Thumb involvement is common in smartphone use, and numerous studies have explored the connection between De Quervain’s tenosynovitis and different technological devices [12]. SMS thumb results in wrist discomfort in the region of the radial styloid process. Excessive use of the thumb for texting on mobile devices has been linked to De Quervain’s tenosynovitis. The predominant outcome is a positive Finkelstein test. In a research conducted in Pakistan, a high frequency of texting on phones and smartphones was indicated by the positive results of the Finkelstein test in 149 of 300 participants [13]. A similar study in India found that 40% of subjects tested positive for the Finkelstein test [14]. A 2006 study in France revealed that the occurrence rate of De Quervain’s tenosynovitis stands at 1.2%, with males and females having incidences of 0.6% and 2.1%, respectively [20]. The study’s scope was limited due to its short trial duration and lack of long-term follow-up with participants.

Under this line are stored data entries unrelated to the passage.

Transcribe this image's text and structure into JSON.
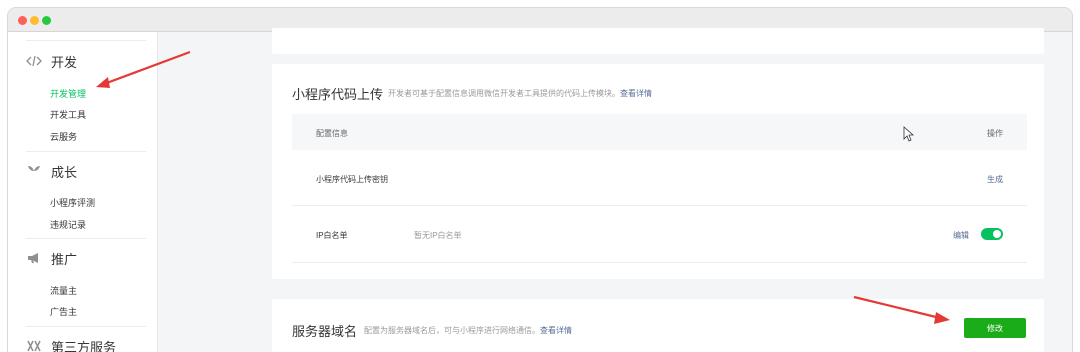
{
  "sidebar": {
    "groups": [
      {
        "title": "开发",
        "icon": "code-icon",
        "items": [
          {
            "label": "开发管理",
            "active": true
          },
          {
            "label": "开发工具",
            "active": false
          },
          {
            "label": "云服务",
            "active": false
          }
        ]
      },
      {
        "title": "成长",
        "icon": "sprout-icon",
        "items": [
          {
            "label": "小程序评测",
            "active": false
          },
          {
            "label": "违规记录",
            "active": false
          }
        ]
      },
      {
        "title": "推广",
        "icon": "megaphone-icon",
        "items": [
          {
            "label": "流量主",
            "active": false
          },
          {
            "label": "广告主",
            "active": false
          }
        ]
      },
      {
        "title": "第三方服务",
        "icon": "third-party-icon",
        "items": []
      }
    ]
  },
  "upload_card": {
    "title": "小程序代码上传",
    "description": "开发者可基于配置信息调用微信开发者工具提供的代码上传模块。",
    "details_link": "查看详情",
    "columns": {
      "config": "配置信息",
      "action": "操作"
    },
    "rows": [
      {
        "name": "小程序代码上传密钥",
        "value": "",
        "action": "生成"
      },
      {
        "name": "IP白名单",
        "value": "暂无IP白名单",
        "action": "编辑",
        "toggle_on": true
      }
    ]
  },
  "domain_card": {
    "title": "服务器域名",
    "description": "配置为服务器域名后，可与小程序进行网络通信。",
    "details_link": "查看详情",
    "modify_button": "修改"
  },
  "colors": {
    "accent_green": "#07c160",
    "button_green": "#1aad19",
    "link_blue": "#576b95",
    "arrow_red": "#e53935"
  }
}
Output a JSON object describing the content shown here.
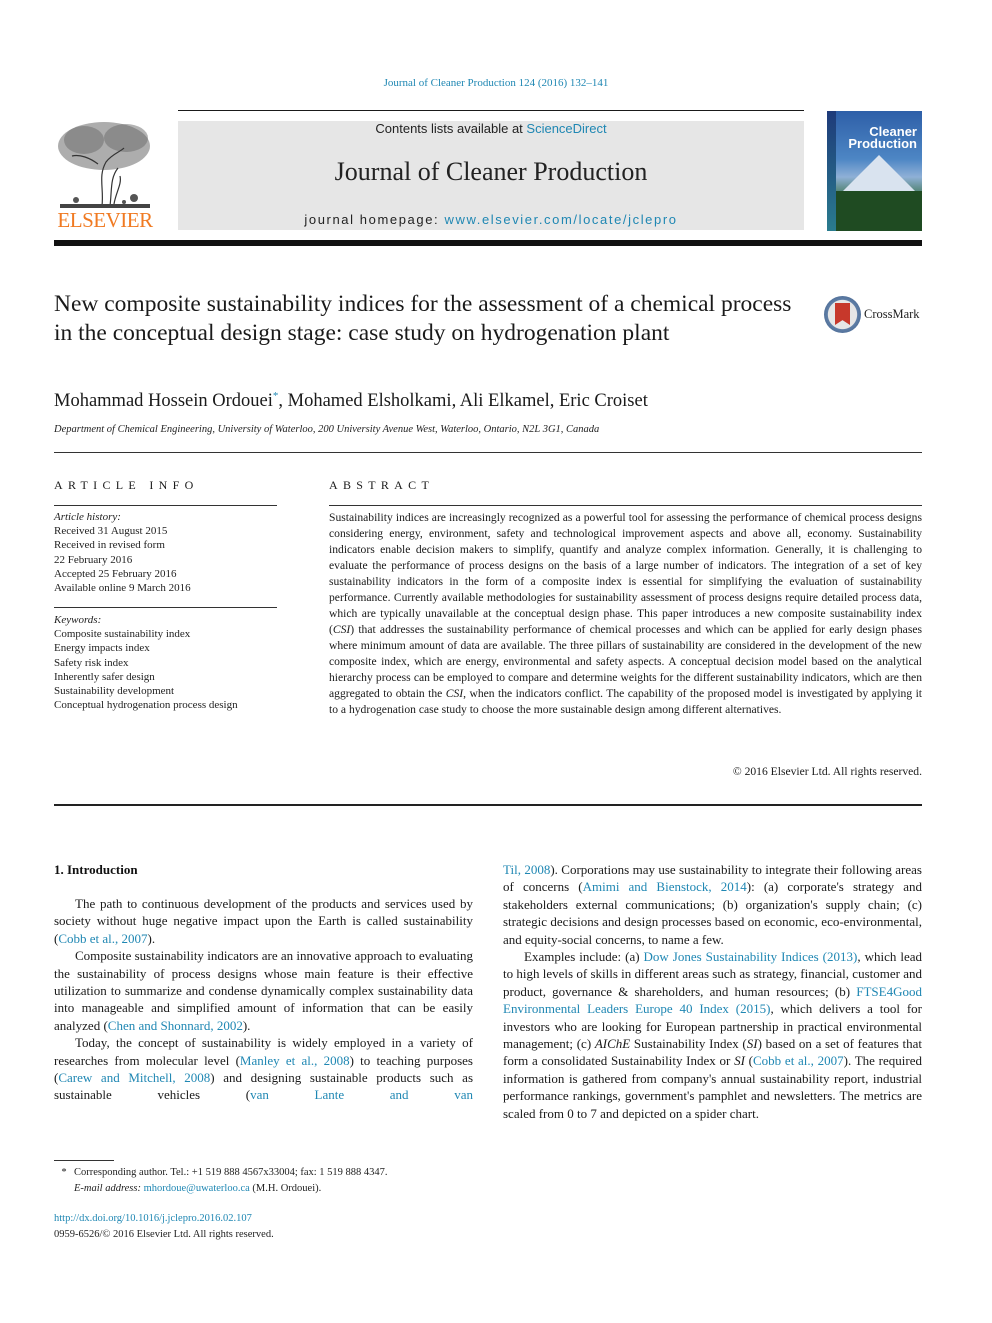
{
  "citation": "Journal of Cleaner Production 124 (2016) 132–141",
  "header": {
    "publisher": "ELSEVIER",
    "contents_prefix": "Contents lists available at ",
    "contents_link": "ScienceDirect",
    "journal_title": "Journal of Cleaner Production",
    "homepage_prefix": "journal homepage: ",
    "homepage_link": "www.elsevier.com/locate/jclepro",
    "cover_title_line1": "Cleaner",
    "cover_title_line2": "Production",
    "brand_color": "#f07a22",
    "link_color": "#1f87b3"
  },
  "article": {
    "title": "New composite sustainability indices for the assessment of a chemical process in the conceptual design stage: case study on hydrogenation plant",
    "crossmark_label": "CrossMark",
    "authors": [
      {
        "name": "Mohammad Hossein Ordouei",
        "mark": "*"
      },
      {
        "name": "Mohamed Elsholkami"
      },
      {
        "name": "Ali Elkamel"
      },
      {
        "name": "Eric Croiset"
      }
    ],
    "authors_sep": ", ",
    "affiliation": "Department of Chemical Engineering, University of Waterloo, 200 University Avenue West, Waterloo, Ontario, N2L 3G1, Canada"
  },
  "article_info": {
    "heading": "ARTICLE INFO",
    "history_label": "Article history:",
    "history": [
      "Received 31 August 2015",
      "Received in revised form",
      "22 February 2016",
      "Accepted 25 February 2016",
      "Available online 9 March 2016"
    ],
    "keywords_label": "Keywords:",
    "keywords": [
      "Composite sustainability index",
      "Energy impacts index",
      "Safety risk index",
      "Inherently safer design",
      "Sustainability development",
      "Conceptual hydrogenation process design"
    ]
  },
  "abstract": {
    "heading": "ABSTRACT",
    "part1": "Sustainability indices are increasingly recognized as a powerful tool for assessing the performance of chemical process designs considering energy, environment, safety and technological improvement aspects and above all, economy. Sustainability indicators enable decision makers to simplify, quantify and analyze complex information. Generally, it is challenging to evaluate the performance of process designs on the basis of a large number of indicators. The integration of a set of key sustainability indicators in the form of a composite index is essential for simplifying the evaluation of sustainability performance. Currently available methodologies for sustainability assessment of process designs require detailed process data, which are typically unavailable at the conceptual design phase. This paper introduces a new composite sustainability index (",
    "csi_1": "CSI",
    "part2": ") that addresses the sustainability performance of chemical processes and which can be applied for early design phases where minimum amount of data are available. The three pillars of sustainability are considered in the development of the new composite index, which are energy, environmental and safety aspects. A conceptual decision model based on the analytical hierarchy process can be employed to compare and determine weights for the different sustainability indicators, which are then aggregated to obtain the ",
    "csi_2": "CSI",
    "part3": ", when the indicators conflict. The capability of the proposed model is investigated by applying it to a hydrogenation case study to choose the more sustainable design among different alternatives.",
    "copyright": "© 2016 Elsevier Ltd. All rights reserved."
  },
  "introduction": {
    "heading": "1.  Introduction",
    "left": {
      "p1_a": "The path to continuous development of the products and services used by society without huge negative impact upon the Earth is called sustainability (",
      "p1_ref": "Cobb et al., 2007",
      "p1_b": ").",
      "p2_a": "Composite sustainability indicators are an innovative approach to evaluating the sustainability of process designs whose main feature is their effective utilization to summarize and condense dynamically complex sustainability data into manageable and simplified amount of information that can be easily analyzed (",
      "p2_ref": "Chen and Shonnard, 2002",
      "p2_b": ").",
      "p3_a": "Today, the concept of sustainability is widely employed in a variety of researches from molecular level (",
      "p3_ref1": "Manley et al., 2008",
      "p3_b": ") to teaching purposes (",
      "p3_ref2": "Carew and Mitchell, 2008",
      "p3_c": ") and designing sustainable products such as sustainable vehicles (",
      "p3_ref3": "van Lante and van"
    },
    "right": {
      "p3_ref3_cont": "Til, 2008",
      "p3_d": "). Corporations may use sustainability to integrate their following areas of concerns (",
      "p3_ref4": "Amimi and Bienstock, 2014",
      "p3_e": "): (a) corporate's strategy and stakeholders external communications; (b) organization's supply chain; (c) strategic decisions and design processes based on economic, eco-environmental, and equity-social concerns, to name a few.",
      "p4_a": "Examples include: (a) ",
      "p4_ref1": "Dow Jones Sustainability Indices (2013)",
      "p4_b": ", which lead to high levels of skills in different areas such as strategy, financial, customer and product, governance & shareholders, and human resources; (b) ",
      "p4_ref2": "FTSE4Good Environmental Leaders Europe 40 Index (2015)",
      "p4_c": ", which delivers a tool for investors who are looking for European partnership in practical environmental management; (c) ",
      "p4_aiche": "AIChE",
      "p4_d": " Sustainability Index (",
      "p4_si1": "SI",
      "p4_e": ") based on a set of features that form a consolidated Sustainability Index or ",
      "p4_si2": "SI",
      "p4_f": " (",
      "p4_ref3": "Cobb et al., 2007",
      "p4_g": "). The required information is gathered from company's annual sustainability report, industrial performance rankings, government's pamphlet and newsletters. The metrics are scaled from 0 to 7 and depicted on a spider chart."
    }
  },
  "footnote": {
    "star": "*",
    "corresponding": "Corresponding author. Tel.: +1 519 888 4567x33004; fax: 1 519 888 4347.",
    "email_label": "E-mail address: ",
    "email": "mhordoue@uwaterloo.ca",
    "email_owner": " (M.H. Ordouei).",
    "doi": "http://dx.doi.org/10.1016/j.jclepro.2016.02.107",
    "issn": "0959-6526/© 2016 Elsevier Ltd. All rights reserved."
  }
}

This may have limited data collection and analysis, potentially limiting the findings and the ability to assess the intervention’s sustained effectiveness over an extended period.

Conclusions

The study demonstrates that a personalized physiotherapy treatment plan is highly effective in managing TNS and SMS thumb among individuals addicted to smartphone use. Through a meticulous examination of pain levels, neck disability, hand discomfort, and overall well-being, our findings underscore the significant improvements achieved through tailored interventions. The statistically significant reductions in the VAS, NDI, and CHDQ scores post-rehabilitation reaffirm the efficacy of the intervention. These results not only emphasize the importance of addressing musculoskeletal disorders associated with modern technology but also highlight the value of personalized physiotherapy interventions in improving the quality of life for affected individuals. Further research is warranted to optimize treatment protocols and ensure long-term management of these prevalent conditions in smartphone-addicted populations.